Most recently, two deputies with the Los Angeles sheriff’s department (LASD) fatally shot a bicyclist, 29-year-old Dijon Kizzee, who was fleeing after officers tried to stop him for an alleged “vehicle code” violation. The killing on Monday of yet another Black man in South LA was one of more than 10 fatal police shootings in the LA region since the George Floyd protests erupted at the end of May.

“If they are killing in this climate, even with the light that has been shined on this, then it’s obvious that it’s their intent,” said Myesha Lopez, 35, whose father was killed by LASD in June. “I think the protests are only making them more agitated, more trigger-happy, more volatile, more unstable. I don’t believe these officers have the ability to reform themselves.”

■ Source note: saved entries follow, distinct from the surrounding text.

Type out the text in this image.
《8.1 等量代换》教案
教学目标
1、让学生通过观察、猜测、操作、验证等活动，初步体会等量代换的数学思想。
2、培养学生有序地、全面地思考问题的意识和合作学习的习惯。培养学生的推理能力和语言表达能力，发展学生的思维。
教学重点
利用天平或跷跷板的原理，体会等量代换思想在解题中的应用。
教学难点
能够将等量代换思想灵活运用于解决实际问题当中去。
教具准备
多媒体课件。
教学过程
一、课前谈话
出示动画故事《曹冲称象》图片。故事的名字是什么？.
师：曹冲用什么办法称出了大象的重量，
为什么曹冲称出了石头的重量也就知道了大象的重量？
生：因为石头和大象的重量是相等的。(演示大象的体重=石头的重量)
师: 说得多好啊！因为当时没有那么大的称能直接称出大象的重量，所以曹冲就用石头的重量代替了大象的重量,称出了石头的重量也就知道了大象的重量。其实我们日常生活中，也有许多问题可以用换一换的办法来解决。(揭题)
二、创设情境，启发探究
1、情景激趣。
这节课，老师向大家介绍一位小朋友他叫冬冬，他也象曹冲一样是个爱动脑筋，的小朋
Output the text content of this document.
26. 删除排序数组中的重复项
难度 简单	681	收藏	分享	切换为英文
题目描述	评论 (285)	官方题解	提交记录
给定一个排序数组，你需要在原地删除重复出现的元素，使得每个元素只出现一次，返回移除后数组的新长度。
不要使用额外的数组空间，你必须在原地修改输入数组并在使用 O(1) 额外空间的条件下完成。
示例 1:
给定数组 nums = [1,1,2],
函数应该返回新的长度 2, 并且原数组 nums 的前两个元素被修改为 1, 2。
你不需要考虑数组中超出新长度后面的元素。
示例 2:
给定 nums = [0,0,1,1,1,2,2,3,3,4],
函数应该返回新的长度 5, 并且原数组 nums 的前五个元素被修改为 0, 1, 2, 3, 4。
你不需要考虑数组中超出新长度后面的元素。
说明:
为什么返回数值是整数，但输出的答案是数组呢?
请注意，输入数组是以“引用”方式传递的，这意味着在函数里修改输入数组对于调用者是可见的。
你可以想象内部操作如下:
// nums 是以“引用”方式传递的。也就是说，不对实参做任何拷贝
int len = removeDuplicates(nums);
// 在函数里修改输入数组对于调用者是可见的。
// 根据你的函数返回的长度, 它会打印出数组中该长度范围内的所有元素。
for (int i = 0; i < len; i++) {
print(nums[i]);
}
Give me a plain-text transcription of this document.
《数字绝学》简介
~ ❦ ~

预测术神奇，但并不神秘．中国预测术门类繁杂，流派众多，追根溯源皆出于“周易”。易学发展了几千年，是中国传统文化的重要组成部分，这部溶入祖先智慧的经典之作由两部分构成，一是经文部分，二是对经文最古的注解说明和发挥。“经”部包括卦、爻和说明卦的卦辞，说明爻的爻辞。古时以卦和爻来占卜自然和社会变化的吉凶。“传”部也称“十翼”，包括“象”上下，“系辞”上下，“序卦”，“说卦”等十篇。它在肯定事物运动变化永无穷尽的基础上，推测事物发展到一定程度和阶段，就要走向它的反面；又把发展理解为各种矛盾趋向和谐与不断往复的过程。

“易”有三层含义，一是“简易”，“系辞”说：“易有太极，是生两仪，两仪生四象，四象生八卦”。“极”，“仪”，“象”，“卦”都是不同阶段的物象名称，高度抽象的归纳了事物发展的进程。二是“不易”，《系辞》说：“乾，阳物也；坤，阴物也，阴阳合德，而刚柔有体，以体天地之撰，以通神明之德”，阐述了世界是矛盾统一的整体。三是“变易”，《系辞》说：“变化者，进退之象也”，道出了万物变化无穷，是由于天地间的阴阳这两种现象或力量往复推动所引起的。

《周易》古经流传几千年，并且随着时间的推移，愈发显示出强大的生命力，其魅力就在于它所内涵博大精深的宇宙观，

Police leaders have put forward accounts of each killing that they say justify the use of force. But civil rights activists and victims’ families say the repeated bloodshed is a sign that police continue to escalate conflicts and resort to violence, even in the most routine of encounters – and that a more radical response is needed to prevent the next tragedy.

Steady killings during protests and pandemic

Police shoot an average of three to four people in LA county each month, or roughly 45 victims each year, according to an analysis by the LA Times. In the last two decades, officers have killed more than 1,000 people in the county, according to Youth Justice Coalition (YJC), an activist group.

Despite the pandemic shutdowns and heightened attention to police brutality, LA law enforcement is killing civilians at a rate that appears to be fairly consistent with previous years. From the start of 2020 through June, police in the county have killed at least 23 people, YJC says.

“It’s like there’s no end to it, it just keeps happening,” said Lupita Carballo, a 21-year YJC organizer who lives in South LA, near the site of the latest killing.

Since the end of May, when mass protests erupted in LA, officers have fatally shot 11 people, according to Black Lives Matter LA, which also tracks killings. The sheriff’s department, which is separate from the LA police department (LAPD) and patrols areas outside of the city, was responsible for seven of these deaths.